Mendes split some years ago with the Radical Party--a party of small producers, of generally libertarian and laissez-faire attitudes; reading his suggestions, one wonders how he and the Radicals ever got together in the first place. His view of the state is strongly planiste--he sees the state as exercising wide responsibilities in both public and private sectors of the economy. He would have electoral campaigns fought on explicit and detailed programs of state planning. Only when the electorate has a firm idea of the intentions of the candidates is democracy truly operative; and only in this way can the influence of personality in politics be reduced.

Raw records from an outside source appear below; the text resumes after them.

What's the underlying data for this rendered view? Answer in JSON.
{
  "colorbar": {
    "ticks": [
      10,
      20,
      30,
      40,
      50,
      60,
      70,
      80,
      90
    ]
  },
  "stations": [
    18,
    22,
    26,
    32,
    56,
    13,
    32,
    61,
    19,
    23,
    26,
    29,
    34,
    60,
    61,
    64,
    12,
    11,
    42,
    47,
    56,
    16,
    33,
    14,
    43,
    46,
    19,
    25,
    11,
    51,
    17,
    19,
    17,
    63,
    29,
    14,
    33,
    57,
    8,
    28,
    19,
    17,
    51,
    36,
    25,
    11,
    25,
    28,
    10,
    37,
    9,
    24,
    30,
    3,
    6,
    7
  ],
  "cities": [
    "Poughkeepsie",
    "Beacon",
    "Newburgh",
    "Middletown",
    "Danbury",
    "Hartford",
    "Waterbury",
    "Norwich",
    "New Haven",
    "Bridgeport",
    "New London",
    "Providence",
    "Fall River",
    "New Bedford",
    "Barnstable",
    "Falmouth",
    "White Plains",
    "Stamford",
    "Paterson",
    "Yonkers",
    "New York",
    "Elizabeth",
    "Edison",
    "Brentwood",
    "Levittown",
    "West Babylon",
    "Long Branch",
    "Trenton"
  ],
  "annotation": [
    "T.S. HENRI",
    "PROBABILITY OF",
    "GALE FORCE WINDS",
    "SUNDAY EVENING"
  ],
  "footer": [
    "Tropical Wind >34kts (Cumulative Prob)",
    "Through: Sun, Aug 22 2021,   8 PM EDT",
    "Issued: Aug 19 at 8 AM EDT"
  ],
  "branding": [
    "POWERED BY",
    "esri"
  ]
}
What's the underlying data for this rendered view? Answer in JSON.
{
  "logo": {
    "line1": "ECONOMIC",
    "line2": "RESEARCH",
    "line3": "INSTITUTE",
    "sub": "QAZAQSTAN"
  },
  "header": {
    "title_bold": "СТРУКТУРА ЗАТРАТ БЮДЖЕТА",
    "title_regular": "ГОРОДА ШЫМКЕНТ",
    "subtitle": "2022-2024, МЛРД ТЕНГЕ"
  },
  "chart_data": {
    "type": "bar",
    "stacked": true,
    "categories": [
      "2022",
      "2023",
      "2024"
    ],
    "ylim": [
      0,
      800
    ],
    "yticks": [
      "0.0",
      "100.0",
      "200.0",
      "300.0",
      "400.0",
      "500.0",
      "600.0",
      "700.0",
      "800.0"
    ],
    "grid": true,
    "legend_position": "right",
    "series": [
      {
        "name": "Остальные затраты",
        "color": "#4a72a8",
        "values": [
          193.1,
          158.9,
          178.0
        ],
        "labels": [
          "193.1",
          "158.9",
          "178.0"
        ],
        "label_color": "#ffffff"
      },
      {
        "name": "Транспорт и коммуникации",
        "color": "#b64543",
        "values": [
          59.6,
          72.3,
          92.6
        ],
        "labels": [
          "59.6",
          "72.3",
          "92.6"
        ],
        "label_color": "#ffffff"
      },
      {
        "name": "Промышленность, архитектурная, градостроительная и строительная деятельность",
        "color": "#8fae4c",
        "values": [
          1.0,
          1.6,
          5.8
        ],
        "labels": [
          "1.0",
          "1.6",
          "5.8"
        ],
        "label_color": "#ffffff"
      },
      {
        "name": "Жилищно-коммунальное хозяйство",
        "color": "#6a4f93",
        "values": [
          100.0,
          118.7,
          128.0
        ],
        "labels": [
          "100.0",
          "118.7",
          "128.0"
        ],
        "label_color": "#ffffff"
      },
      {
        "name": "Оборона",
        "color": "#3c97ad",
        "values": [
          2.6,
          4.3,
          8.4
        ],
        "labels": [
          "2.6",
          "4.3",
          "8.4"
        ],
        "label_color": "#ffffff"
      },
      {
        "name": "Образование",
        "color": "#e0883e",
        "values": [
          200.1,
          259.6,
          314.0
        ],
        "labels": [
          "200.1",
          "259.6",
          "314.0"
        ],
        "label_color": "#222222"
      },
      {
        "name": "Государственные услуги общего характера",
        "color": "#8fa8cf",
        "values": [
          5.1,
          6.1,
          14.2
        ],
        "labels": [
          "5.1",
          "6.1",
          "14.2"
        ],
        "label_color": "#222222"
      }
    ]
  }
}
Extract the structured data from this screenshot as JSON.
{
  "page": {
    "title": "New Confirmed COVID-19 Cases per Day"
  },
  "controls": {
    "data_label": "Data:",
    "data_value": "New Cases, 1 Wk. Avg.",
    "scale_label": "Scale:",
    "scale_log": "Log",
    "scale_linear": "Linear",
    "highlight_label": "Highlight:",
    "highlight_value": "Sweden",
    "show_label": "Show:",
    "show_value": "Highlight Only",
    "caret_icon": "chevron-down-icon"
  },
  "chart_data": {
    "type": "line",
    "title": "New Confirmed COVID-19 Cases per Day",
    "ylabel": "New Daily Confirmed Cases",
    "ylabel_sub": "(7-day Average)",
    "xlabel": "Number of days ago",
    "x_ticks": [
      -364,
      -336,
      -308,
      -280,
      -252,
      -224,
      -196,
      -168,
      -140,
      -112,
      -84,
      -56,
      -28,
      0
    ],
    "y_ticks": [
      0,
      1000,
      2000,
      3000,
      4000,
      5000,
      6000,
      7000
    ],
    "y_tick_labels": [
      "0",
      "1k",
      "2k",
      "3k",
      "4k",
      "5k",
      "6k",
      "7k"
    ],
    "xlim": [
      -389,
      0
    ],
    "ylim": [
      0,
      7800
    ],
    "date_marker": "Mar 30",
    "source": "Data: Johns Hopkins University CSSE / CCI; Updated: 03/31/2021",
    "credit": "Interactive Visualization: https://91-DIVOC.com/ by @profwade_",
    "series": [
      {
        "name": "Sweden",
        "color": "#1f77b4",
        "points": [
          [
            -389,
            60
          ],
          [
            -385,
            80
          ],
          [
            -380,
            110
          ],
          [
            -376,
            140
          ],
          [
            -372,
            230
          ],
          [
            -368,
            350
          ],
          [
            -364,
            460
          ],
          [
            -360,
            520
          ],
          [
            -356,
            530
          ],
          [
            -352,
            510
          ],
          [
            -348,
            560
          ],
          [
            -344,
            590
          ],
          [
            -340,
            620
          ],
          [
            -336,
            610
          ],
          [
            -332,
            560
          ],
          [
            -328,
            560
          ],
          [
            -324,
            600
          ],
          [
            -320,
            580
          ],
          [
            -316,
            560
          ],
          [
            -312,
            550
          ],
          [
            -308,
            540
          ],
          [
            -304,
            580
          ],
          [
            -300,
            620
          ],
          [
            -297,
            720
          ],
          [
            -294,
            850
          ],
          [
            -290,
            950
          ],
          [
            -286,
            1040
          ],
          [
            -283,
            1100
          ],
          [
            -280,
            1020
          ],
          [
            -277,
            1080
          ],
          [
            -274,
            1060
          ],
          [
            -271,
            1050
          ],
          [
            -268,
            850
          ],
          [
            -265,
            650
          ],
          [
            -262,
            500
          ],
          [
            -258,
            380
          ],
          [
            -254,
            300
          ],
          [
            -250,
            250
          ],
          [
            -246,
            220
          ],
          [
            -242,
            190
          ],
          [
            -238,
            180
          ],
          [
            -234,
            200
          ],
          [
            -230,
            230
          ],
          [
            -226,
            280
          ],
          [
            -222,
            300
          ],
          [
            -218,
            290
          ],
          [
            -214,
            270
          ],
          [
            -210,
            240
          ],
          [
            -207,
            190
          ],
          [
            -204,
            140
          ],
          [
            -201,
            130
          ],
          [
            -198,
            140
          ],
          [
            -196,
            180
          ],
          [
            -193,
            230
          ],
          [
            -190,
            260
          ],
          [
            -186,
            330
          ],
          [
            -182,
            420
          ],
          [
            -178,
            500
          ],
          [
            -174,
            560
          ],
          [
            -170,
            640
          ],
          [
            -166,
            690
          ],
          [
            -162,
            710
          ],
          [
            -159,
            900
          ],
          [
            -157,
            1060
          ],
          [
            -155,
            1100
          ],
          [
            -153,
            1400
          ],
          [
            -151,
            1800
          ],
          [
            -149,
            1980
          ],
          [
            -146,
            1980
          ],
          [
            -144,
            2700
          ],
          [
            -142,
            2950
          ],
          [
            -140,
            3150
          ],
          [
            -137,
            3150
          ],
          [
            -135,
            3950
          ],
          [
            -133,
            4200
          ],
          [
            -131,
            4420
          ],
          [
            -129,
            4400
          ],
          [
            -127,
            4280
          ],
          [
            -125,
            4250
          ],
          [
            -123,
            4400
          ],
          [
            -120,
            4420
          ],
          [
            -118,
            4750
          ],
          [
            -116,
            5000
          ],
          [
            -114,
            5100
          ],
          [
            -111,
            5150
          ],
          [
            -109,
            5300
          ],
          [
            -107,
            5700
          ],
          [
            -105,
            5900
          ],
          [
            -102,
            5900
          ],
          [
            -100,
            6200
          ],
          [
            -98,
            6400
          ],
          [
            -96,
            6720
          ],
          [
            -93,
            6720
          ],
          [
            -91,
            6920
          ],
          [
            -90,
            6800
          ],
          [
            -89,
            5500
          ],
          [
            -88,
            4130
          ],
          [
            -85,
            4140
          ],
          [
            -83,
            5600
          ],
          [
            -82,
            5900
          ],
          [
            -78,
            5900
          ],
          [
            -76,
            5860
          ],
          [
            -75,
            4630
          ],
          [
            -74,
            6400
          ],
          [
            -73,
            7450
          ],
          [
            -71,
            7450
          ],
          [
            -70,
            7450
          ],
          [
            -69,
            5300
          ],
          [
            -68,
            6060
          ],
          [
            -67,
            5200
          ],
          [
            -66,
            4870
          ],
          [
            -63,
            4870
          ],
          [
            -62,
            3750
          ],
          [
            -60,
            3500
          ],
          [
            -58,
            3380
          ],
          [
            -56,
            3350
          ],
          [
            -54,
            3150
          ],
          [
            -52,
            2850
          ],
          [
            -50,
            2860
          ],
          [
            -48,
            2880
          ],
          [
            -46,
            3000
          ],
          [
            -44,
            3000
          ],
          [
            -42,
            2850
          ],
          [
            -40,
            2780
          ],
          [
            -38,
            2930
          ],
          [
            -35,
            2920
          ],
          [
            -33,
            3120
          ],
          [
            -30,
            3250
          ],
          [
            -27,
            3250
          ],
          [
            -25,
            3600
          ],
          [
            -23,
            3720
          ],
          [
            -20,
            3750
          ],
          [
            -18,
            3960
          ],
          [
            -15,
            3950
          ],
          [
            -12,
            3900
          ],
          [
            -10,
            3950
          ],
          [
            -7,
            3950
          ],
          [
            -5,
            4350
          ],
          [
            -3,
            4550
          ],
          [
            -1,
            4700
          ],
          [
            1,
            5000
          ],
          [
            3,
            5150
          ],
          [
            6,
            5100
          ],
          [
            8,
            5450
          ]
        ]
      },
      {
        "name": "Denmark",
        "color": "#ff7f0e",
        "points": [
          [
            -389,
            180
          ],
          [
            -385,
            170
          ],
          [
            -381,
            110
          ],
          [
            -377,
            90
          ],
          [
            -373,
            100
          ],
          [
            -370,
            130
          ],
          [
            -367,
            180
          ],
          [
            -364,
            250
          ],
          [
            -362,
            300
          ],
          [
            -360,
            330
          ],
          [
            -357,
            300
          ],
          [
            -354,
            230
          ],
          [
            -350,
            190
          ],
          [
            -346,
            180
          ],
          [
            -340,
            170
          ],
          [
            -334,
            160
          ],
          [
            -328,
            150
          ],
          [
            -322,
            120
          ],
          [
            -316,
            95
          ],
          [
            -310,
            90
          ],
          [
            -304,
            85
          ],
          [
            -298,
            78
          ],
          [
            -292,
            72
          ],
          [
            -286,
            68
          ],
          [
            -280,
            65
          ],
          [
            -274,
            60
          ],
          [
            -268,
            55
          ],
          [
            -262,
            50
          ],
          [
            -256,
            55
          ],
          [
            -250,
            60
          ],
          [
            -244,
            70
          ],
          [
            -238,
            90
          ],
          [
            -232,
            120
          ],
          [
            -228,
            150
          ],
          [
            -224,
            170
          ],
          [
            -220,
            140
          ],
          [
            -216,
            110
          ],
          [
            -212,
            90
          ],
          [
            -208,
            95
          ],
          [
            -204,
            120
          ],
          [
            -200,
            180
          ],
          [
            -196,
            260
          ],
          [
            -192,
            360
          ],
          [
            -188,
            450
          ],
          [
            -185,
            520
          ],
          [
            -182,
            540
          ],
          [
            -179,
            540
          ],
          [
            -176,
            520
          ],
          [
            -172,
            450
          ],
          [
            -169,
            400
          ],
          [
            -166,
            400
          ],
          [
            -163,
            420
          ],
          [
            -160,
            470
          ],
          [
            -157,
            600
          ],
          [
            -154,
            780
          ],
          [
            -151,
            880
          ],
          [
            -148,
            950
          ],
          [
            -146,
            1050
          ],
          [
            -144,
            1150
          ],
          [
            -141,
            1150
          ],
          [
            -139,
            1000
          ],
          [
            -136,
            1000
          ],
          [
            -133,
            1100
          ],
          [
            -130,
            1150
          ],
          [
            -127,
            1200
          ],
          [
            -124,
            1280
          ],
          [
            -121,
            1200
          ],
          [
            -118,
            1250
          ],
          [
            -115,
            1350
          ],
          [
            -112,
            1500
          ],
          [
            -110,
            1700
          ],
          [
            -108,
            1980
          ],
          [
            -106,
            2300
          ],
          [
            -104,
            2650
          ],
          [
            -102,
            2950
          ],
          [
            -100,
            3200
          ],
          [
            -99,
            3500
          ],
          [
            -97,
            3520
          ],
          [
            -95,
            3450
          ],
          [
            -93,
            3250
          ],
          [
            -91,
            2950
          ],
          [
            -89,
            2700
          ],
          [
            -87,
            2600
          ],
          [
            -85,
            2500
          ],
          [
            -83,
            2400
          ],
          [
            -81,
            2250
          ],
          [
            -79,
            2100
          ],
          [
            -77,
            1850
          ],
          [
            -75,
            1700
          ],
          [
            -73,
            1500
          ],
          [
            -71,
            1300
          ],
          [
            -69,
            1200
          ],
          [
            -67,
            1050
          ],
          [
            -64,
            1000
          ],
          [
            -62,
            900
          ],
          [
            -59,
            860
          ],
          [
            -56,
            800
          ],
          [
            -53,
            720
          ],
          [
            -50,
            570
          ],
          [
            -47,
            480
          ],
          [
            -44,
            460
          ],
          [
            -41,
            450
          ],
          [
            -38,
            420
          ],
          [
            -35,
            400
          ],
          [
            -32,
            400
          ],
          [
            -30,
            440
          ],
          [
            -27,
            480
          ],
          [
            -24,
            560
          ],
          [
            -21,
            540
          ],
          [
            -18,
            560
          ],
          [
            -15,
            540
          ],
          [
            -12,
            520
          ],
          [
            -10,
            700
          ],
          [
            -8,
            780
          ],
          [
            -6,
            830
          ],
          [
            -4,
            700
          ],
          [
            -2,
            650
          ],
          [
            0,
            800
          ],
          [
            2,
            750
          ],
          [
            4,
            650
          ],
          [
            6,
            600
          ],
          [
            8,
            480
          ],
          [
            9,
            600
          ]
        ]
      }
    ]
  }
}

These fears on the personalization of French politics seem to have been borne out by a recent development; the present Socialist candidate for the Presidency, Gaston Defferre, has refused to detail a platform on the ingenuous ground that "all promises are demagogic."

Mendes' analysis is often one-sided; like most technocrats, he underestimates the durability of emotional and ideological factors in politics and their often-positive value in rallying national energies. Yet France has traditionally been over-concerned with ideology to the detriment of her economic development; and such suggestions have an important corrective value. Whether or not they will have much practical effect in a country where politics is viewed as a form of protest rather than of affirmation is another question.